Author Karrie Myers (photo illo by Stacy Morrison)

What Our Country Has Lost With Corona We’ve Lost Before

I wrote this poem in 2001, just days after 9/11, when I was 25 years old and living in Brooklyn. Reading it now, at 43, in the midst of the COVID-19 pandemic, I am experiencing similar feelings of grief, anger, suspicion, confusion about what this means for our civil rights, and yes, fear of going to war once the dust settles (because let’s be honest, the U.S. cannot let ineptitude go unpunished, even when its our own).

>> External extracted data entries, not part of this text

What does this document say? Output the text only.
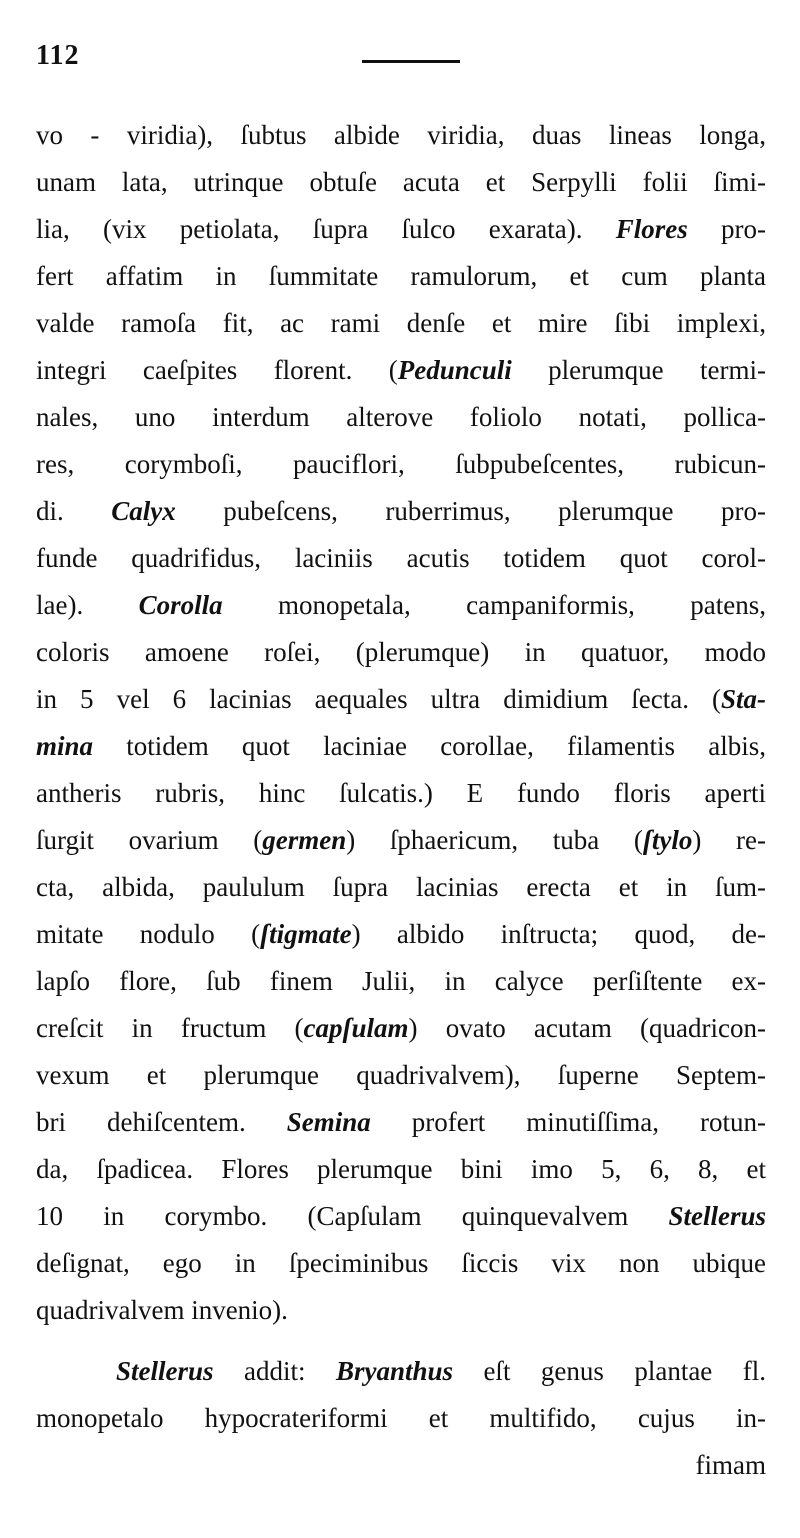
112
vo - viridia), ſubtus albide viridia, duas lineas longa,
unam lata, utrinque obtuſe acuta et Serpylli folii ſimi-
lia, (vix petiolata, ſupra ſulco exarata). Flores pro-
fert affatim in ſummitate ramulorum, et cum planta
valde ramoſa fit, ac rami denſe et mire ſibi implexi,
integri caeſpites florent. (Pedunculi plerumque termi-
nales, uno interdum alterove foliolo notati, pollica-
res, corymboſi, pauciflori, ſubpubeſcentes, rubicun-
di. Calyx pubeſcens, ruberrimus, plerumque pro-
funde quadrifidus, laciniis acutis totidem quot corol-
lae). Corolla monopetala, campaniformis, patens,
coloris amoene roſei, (plerumque) in quatuor, modo
in 5 vel 6 lacinias aequales ultra dimidium ſecta. (Sta-
mina totidem quot laciniae corollae, filamentis albis,
antheris rubris, hinc ſulcatis.) E fundo floris aperti
ſurgit ovarium (germen) ſphaericum, tuba (ſtylo) re-
cta, albida, paululum ſupra lacinias erecta et in ſum-
mitate nodulo (ſtigmate) albido inſtructa; quod, de-
lapſo flore, ſub finem Julii, in calyce perſiſtente ex-
creſcit in fructum (capſulam) ovato acutam (quadricon-
vexum et plerumque quadrivalvem), ſuperne Septem-
bri dehiſcentem. Semina profert minutiſſima, rotun-
da, ſpadicea. Flores plerumque bini imo 5, 6, 8, et
10 in corymbo. (Capſulam quinquevalvem Stellerus
deſignat, ego in ſpeciminibus ſiccis vix non ubique
quadrivalvem invenio).
Stellerus addit: Bryanthus eſt genus plantae fl.
monopetalo hypocrateriformi et multifido, cujus in-
fimam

The reason I want to share this poem now is because I know that fear and turning a blind eye to injustice increased exponentially in the decade following 9/11, and I’m hoping that doesn’t happen this time around. 

“A Matter of Gray”

Questions have come to visit me
a life led carelessly is hard to organize
prioritize, re-schedule, pencil in
again.

I spent those first days looking for clues, conducting my own 
“investigation”
unraveling global maps gone dusty 
to find the jagged, colored section with which to drop my rage
I placed a push-pin there like people do
when they have visited a place… or hope to
as if I had strolled there, eaten there, learned the local slang and bargained for souvenirs 
I imagined myself preparing to return back home to the U.S.
designer luggage in tow
hands waving, eyes smiling to the countrymen
as a silver boxcutter sliced its way 
down the center of my 
back.

It is true, I think
what they say
about time healing all wounds
so
I try to take it Tuesday by Tuesday
that Tuesday being the first time
I stopped to remember Tuesdays at all
Loose in the streets of glossy eyed, traumatized Manhattan
armed with only the hope that I will have some compassion
Something left
when our wrath creeps its way across the Atlantic
I hope that I will not turn a blind and propagandized eye to
whatever happens, in whatever way it happens, to whomever it happens to
when it all comes falling
down.
I can only hope because it is too fresh, this wound
so hideously scarred am I
are we
what I eat, what I wear, what I say
matter little and less with each passing day
nothing left here is soft or distinctly me 
I have traded that in for American fury
I have traded it all for the images on TV
and I will not see my real self anytime soon.

But…
if I promise them
the people
the ghosts who walk my bedroom at night, riddled with the anguish of premature death
if I promise them it will not have been in vain
if I assure them all will be sacrificed so that they may wander avenged
if I swear to them I’ve learned
I get it 
I understand now
my days are numbered
have always been numbered
and with this knowledge each hour will become a bittersweet instant
if I show them
maybe
this litany of questions will cease
or rather
I will just cease to ask them.
because there are small gifts here, left under the tree
if we dig down deep enough to find them
they are here
golden and precious 
if only a few.

no one is wrong and no one is right
it is and always will be 
a matter of gray
now the trivial fights
the petty concerns
seem strangely dreamlike to me, as I take it slow
Tuesday by Tuesday
vowing to stop and treasure this day
until my last one is spent
and I am called to join those who have already gone.